My daughter is on a NROTC scholarship and a Mechanical Engineering major. The expectation at her school's unit is that they will graduate in 4 years and the scholarship will not be extended. She is a junior and typically has 18-21 credit hours each semester and is a Junior this year.
 

Norfolk63

BGO and MidDad
5-Year Member
My daughter is on a NROTC scholarship and a Mechanical Engineering major. The expectation at her school's unit is that they will graduate in 4 years and the scholarship will not be extended. She is a junior and typically has 18-21 credit hours each semester and is a Junior this year.
Yikes! What school is that?
 

USMAROTCFamily

5-Year Member
Yikes! What school is that?
University of Notre Dame. I shouldn't say that they would "never" grant the extension, as they could under certain extenuating circumstances. However, when they sit down with their counselors, they are expected to map out the degree requirements to graduate in 4 years with an engineering degree. There have been midshipman, as well, who did not graduate in 4 years and the last semester, or year, had to be paid for out of pocket, but at least they were granted permission to delay commissioning in order to do this.
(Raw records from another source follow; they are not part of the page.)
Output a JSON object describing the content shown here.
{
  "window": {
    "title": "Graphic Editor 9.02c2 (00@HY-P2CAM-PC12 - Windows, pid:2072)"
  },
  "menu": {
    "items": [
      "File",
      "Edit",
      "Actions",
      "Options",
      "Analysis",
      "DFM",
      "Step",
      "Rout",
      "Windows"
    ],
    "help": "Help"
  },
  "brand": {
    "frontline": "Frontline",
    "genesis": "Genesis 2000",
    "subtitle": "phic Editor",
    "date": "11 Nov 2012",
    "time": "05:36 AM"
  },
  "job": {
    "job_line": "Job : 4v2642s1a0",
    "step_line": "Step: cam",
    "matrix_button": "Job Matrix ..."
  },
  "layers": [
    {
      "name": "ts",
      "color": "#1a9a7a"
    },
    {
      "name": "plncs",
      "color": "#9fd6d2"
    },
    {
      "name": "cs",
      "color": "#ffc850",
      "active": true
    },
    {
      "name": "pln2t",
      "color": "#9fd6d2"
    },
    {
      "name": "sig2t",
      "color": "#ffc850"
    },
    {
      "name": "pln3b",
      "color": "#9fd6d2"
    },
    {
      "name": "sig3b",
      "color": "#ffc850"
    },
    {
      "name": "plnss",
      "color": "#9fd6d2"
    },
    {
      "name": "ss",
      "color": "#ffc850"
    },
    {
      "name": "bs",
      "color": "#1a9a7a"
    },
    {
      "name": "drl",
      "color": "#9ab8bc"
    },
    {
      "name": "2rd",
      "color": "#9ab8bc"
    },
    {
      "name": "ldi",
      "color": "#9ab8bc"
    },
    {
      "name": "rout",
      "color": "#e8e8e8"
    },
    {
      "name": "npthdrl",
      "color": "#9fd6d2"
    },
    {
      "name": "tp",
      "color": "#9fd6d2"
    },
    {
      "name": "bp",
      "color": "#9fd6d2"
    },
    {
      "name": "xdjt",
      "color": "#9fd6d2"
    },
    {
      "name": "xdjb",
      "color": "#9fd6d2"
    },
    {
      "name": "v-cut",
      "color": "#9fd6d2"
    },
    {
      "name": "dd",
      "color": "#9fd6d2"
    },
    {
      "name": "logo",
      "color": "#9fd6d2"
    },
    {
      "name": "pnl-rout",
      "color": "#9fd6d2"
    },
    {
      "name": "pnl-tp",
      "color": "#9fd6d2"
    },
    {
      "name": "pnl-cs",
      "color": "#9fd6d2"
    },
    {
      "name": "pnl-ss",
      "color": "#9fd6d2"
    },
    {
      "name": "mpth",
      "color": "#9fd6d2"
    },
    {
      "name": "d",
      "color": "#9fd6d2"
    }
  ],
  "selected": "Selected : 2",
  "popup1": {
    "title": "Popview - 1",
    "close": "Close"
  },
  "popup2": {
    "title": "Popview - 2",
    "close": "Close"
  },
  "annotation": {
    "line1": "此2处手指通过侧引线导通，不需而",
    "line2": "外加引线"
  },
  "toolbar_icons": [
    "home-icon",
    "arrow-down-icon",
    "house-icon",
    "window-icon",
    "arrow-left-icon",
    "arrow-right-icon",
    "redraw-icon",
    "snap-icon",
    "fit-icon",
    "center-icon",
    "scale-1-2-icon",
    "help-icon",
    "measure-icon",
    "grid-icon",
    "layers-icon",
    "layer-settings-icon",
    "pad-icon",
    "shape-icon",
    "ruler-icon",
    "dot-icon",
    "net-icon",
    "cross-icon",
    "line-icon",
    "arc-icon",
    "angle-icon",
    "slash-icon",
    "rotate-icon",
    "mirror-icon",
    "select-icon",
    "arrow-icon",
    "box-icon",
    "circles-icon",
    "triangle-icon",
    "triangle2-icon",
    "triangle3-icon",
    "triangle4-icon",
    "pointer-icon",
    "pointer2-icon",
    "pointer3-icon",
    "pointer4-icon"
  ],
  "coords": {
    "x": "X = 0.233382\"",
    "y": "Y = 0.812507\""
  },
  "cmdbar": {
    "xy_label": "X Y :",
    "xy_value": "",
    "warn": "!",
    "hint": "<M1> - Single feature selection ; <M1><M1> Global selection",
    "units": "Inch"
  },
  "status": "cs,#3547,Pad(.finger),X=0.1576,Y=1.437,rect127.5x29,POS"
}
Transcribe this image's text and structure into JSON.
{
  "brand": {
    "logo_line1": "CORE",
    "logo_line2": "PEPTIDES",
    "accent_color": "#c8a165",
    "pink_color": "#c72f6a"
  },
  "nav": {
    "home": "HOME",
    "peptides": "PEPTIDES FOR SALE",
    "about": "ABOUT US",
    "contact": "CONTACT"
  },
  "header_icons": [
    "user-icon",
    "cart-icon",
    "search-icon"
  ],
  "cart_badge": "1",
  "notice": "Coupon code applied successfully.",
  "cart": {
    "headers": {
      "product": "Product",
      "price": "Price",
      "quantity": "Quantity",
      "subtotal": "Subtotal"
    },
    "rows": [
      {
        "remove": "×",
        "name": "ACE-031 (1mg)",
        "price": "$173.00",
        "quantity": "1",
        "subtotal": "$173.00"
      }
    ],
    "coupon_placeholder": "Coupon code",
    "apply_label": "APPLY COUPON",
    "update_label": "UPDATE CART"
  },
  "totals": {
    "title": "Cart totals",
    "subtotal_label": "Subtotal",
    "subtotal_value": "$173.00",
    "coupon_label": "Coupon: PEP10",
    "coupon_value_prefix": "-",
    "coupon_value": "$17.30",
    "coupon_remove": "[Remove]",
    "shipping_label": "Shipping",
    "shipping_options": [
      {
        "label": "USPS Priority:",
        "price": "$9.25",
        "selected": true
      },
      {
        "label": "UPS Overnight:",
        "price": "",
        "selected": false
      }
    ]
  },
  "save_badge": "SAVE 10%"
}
This was a stark contrast to the conversations she had with the ROOs at the AROTC scholarship schools she applied to,who seemed to encourage engineering majors to take 5 years with no problem getting the scholarship extensions.
 

USMAROTCFamily

5-Year Member
Wow brutal. Hope she doesn't burn out.
So far, so good -3 more months this semester and then her Senior year courses will actually be easier with some of her electives and university requirements. Getting it done in 4 years is doable, but it doesn't give her a whole lot of free time with NROTC commitments, etc. However, if you think about it, cadets/midshipmen at the academies are typically taking 20 credit hours a semester and they seem to manage.
 

SpartanDM

5-Year Member
I was approved for extended benefits (5th year benefits) which I used to take 19 credits the summer between 3/c and 2/c year and have my 2/c cruise waived which kept my junior year credit hours at 18/semester and senior year at 15/semester otherwise I would've had to tack on an extra semester at the end. In my application to NSTC I provided degree completion plans for both cases. My main argument was the Navy was still getting their Ensign on time. Mechanical engineering btw.
 

goirish1

5-Year Member
University of Notre Dame. I shouldn't say that they would "never" grant the extension, as they could under certain extenuating circumstances. However, when they sit down with their counselors, they are expected to map out the degree requirements to graduate in 4 years with an engineering degree. There have been midshipman, as well, who did not graduate in 4 years and the last semester, or year, had to be paid for out of pocket, but at least they were granted permission to delay commissioning in order to do this. This was a stark contrast to the conversations she had with the ROOs at the AROTC scholarship schools she applied to,who seemed to encourage engineering majors to take 5 years with no problem getting the scholarship extensions.
I will echo this. DS is a senior at same school and the expectation is 4 years. Your progress is mapped out. Civil Engineering major. He will graduate in May in the planned 4 years. With the additional NROTC classes and the normal course load, almost every semester required 'overload' approvals for carrying 19-21 credit hours. Not much free time. Summer study abroad (scholarship doesn't cover) and summer classes at local college (transferred credits) were needed. Strongly recommend the local summer classes and transferring the credits if you can get the approvals. 8 weeks of Differential Equations at a local juco - all Engineering majors from various schools home for the summer. Helped to have only one class of this caliber over the summer than this and others like it during the semester. You are right, senior year was better because he still had some gen. ed. electives like theology and history. 4 years is doable with a lot of hard work and time management.